With the bold slogan "Nothing Faster on Rails," the Milwaukee Road inaugurated its Chicago-Twin Cities Hiawatha passenger service on May 29, 1935. Pressured by intense competition on the route between Chicago and Minneapolis/St. Paul - including the Burlington's pioneering diesel Twin Zephyrs - the Milwaukee Road had turned to the American Locomotive Works to design the fastest steam locomotives of the day. The results did not disappoint.
The Hiawathas were initially headed by oil burning Alco 4-4-2 Atlantics created specifically for intense 100 mile per hour daily operations. The engines and their entire trains were renowned for their colorful, aerodynamic styling by industrial designer Otto Kuhler - who lamented, however, that "I did get disgusted every time an uninitiated person asked me, 'Is that a diesel?'" The Hiawathas seduced passengers with luxurious surroundings that included the Tip Top Tap Room, the first standup cocktail bar on American rails.
The popularity of the service soon mandated longer trains and larger locomotives.
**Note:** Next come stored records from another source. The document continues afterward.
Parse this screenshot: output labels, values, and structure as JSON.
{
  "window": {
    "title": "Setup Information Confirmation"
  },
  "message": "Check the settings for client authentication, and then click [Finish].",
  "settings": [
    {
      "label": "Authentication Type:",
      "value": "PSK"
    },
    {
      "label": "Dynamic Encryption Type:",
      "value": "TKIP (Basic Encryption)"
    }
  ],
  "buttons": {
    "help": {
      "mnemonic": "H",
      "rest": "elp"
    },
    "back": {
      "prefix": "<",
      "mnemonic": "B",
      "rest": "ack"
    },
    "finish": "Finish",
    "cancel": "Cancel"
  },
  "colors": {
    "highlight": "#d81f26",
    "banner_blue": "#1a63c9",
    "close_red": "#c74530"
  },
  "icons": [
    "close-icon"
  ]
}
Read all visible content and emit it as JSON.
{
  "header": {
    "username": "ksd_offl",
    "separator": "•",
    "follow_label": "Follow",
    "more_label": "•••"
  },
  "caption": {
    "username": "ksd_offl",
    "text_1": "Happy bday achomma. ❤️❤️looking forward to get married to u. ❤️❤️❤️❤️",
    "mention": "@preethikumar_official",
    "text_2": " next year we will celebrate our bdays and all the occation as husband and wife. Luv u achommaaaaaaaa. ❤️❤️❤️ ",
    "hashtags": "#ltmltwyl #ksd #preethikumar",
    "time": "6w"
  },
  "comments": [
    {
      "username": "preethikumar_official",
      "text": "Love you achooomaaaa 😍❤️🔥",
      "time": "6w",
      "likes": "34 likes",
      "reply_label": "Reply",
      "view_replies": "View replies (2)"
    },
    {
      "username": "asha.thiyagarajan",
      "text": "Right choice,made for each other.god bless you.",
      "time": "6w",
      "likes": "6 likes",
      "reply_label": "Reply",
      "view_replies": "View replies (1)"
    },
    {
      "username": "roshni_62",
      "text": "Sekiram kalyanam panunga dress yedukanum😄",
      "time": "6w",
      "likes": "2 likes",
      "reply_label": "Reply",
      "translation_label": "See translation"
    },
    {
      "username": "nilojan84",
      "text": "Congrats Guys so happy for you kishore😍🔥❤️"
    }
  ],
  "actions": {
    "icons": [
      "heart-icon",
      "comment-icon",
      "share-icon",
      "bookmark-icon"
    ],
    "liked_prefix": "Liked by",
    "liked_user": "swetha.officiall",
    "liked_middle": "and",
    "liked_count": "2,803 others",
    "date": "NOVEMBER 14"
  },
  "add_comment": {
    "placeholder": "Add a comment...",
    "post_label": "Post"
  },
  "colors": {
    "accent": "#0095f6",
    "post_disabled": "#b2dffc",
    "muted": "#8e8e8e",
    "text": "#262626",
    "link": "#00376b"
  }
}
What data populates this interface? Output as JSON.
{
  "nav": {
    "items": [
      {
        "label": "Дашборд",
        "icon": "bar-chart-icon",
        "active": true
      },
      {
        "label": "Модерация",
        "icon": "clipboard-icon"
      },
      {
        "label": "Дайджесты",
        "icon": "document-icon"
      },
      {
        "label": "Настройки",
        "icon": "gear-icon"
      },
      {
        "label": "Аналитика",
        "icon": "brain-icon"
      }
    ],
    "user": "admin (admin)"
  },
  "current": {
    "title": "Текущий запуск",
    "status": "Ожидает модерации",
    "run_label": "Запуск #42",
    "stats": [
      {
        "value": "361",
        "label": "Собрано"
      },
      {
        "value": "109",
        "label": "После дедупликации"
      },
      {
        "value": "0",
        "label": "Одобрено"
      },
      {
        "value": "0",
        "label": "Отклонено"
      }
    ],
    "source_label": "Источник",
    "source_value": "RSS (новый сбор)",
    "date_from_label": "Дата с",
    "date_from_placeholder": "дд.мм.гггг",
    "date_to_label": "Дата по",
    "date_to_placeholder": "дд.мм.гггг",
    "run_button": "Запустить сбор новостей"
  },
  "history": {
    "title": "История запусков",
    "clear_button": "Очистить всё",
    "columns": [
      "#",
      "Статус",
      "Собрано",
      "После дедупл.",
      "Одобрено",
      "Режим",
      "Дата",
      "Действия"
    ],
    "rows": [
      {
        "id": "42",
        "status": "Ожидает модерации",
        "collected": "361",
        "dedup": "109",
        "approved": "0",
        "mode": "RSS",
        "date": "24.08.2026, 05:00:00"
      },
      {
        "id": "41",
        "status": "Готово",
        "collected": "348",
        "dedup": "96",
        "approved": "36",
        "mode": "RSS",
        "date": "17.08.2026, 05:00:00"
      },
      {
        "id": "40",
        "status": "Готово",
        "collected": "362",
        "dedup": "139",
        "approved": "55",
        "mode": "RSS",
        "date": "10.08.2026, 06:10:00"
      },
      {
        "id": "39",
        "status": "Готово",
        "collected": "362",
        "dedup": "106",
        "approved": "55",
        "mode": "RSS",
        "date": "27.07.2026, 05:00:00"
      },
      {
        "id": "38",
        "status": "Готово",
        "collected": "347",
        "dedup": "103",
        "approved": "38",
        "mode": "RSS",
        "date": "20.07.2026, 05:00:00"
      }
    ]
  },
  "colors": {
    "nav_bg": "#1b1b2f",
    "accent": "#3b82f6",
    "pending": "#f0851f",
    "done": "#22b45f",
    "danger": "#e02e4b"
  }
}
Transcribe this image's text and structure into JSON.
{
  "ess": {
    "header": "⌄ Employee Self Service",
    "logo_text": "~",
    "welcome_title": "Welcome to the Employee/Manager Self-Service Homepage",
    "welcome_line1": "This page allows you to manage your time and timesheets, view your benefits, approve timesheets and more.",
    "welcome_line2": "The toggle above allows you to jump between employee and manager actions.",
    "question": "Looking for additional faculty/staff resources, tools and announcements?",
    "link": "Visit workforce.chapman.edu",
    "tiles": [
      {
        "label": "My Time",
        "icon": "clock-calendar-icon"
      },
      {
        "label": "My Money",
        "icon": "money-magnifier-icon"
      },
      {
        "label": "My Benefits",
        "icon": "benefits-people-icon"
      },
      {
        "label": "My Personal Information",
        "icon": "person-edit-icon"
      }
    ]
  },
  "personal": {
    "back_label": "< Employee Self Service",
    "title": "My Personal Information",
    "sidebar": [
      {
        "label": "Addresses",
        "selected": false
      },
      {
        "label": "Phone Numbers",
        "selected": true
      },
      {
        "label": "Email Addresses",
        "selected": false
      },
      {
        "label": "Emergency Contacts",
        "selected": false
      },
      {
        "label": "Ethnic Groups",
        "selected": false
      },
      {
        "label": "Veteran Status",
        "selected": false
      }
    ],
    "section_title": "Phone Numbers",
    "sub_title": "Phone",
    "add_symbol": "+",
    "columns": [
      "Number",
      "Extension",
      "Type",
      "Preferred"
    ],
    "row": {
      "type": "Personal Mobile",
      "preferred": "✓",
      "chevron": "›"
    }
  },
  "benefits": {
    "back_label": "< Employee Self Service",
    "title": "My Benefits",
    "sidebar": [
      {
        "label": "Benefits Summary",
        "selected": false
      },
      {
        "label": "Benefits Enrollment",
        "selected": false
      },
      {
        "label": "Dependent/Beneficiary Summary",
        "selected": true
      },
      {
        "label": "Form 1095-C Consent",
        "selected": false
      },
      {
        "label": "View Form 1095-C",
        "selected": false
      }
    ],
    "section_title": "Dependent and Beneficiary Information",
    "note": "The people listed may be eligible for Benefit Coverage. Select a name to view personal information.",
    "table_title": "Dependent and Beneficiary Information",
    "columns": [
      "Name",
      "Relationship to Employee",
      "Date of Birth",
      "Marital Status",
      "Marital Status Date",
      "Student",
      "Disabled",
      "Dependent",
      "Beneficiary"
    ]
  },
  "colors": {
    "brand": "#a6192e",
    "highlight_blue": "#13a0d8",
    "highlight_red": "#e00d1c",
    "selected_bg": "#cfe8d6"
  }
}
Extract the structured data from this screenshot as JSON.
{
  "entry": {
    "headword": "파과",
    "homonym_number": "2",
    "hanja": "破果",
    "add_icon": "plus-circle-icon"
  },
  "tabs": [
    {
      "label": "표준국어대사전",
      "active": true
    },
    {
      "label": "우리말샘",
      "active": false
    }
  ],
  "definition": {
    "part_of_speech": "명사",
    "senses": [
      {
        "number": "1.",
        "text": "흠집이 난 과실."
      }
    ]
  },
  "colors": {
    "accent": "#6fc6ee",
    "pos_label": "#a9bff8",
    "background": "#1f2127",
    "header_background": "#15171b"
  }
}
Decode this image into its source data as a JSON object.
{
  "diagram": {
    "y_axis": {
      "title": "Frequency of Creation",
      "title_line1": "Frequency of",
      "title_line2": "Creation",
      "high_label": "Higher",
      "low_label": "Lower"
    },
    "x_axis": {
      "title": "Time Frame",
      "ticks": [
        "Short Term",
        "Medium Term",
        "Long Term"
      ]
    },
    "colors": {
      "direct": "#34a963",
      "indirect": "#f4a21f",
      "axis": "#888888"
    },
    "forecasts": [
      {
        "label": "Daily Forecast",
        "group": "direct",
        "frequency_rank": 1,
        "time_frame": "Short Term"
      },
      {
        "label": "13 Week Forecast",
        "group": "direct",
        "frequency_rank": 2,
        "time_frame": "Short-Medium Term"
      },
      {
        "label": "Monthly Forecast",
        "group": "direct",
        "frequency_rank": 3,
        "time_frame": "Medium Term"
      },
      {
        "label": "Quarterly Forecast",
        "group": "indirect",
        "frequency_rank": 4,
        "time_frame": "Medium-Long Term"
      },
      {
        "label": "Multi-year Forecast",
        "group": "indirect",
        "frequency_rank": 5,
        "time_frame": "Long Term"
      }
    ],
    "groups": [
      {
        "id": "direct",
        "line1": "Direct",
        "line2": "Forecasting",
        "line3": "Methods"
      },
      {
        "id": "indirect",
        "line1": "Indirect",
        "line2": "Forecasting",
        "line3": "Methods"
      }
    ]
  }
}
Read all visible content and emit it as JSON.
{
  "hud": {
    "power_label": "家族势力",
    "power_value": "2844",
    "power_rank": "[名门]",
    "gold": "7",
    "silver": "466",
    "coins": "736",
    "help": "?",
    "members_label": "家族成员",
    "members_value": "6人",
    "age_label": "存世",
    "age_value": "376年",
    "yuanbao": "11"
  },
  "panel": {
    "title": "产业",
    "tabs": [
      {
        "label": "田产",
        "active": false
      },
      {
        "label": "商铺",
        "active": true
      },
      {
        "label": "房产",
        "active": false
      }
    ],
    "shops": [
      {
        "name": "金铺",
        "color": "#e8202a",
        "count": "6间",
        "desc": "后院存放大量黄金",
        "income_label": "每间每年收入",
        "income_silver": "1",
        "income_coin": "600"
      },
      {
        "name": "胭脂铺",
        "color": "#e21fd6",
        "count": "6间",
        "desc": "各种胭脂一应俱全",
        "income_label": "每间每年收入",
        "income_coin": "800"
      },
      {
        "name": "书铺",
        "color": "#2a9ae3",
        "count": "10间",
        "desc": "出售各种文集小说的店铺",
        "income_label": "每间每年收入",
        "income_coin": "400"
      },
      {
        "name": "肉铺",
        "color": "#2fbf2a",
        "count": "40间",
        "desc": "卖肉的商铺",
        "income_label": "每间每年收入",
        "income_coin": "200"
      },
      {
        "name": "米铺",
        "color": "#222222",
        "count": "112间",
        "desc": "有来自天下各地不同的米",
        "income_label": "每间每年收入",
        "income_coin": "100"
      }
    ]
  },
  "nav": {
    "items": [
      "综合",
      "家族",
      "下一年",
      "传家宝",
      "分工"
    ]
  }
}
Enter the Kuhler-styled coal-burning F7 4-6-4 Hudsons turned out by Alco in 1938. Among the heaviest Hudsons ever built, the massive F7s outclassed the more-famous New York Central J-series Hudsons in almost every way: larger firebox, higher boiler pressure, taller drivers (84"), and more power at speed. Unlike the NYC Hudsons, however, the F7s were born just as their technology was dying. Within a decade, the F7s and their trains were replaced by diesel-powered Hiawathas magnificently styled by designer Brooks Stevens. Sadly, none of the steam-powered Hiawathas were preserved.
Fortunately, your O gauge railroad can recreate the sights and sounds of this legendary train. Last seen in the RailKing line in 1998, the Hiawatha Hudson features die-cast locomotive and tender construction and the latest M.T.H. features, including synchronized puffing Proto-Smoke and the incredible sounds and performance of Proto-Soundr 2.0.
Did You Know?
The F7 was capable of running at up to 125 miles per hour. This prompted a proposal to increase the cruising speed of the Hiawatha from 90 to 105 miles per hour along the Chicago-to-Milwaukee route. However, a gentleman's agreement between the three railroads competing along the route prevented the increase, as trains on the other two roads did not have the ability to reach such speeds.